C’est dans ce cadre qu’un propriétaire de radio privée à Agadir essaie de changer les spécificités de son projet initial qu’il envisage de réaliser sur u lot de terrain affilié aux domaines de l’Etat au centre ville où il prévoit de construire les locaux de sa radio, ce qu’il n’a jamais fait tout en gardant le lot de terrain dont il a bénéficié à un prix symbolique sans considération aucune pour les dispositions légales qui encadrent les investissements liés au foncier affilié aux domaines de l’Etat.

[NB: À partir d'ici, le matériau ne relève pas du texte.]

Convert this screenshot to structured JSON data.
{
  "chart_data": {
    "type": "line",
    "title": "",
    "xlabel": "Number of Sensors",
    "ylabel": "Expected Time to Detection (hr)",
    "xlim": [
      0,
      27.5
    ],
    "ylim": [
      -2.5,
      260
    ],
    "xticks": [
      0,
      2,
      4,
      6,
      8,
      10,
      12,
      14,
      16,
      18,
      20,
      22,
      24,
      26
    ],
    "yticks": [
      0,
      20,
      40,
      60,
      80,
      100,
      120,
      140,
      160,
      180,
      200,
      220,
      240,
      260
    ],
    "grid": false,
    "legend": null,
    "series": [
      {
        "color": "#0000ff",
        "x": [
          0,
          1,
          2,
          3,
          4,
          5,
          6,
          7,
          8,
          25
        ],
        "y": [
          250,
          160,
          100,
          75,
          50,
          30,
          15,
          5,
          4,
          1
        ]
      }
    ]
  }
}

Parmi ces anomalies également, l’entêtement dont fait preuve une certaine compagnie aérienne et qui s’abstient de construire les locaux de son établissement à l’entrée sud de la ville d’Agadir malgré le fait qu’elle a déjà bénéficié il y a plus de dix ans d’un terrain à un prix symbolique qui ne dépasse pas 250 dhs/m2, projet qui demeure suspendu malgré le cahier de charge qui exige de ladite compagnie la réalisation de ses investissements dans les délais fixés ou, dans le cas contraire, la restitution du terrain aux domaines de l’Etat.
Alors, est-ce que le wali de la région va oeuvrer pour la récupération de ces terrais en vue de la mise en oeuvre des prérogatives accordées aux walis en relation avec l’investissement.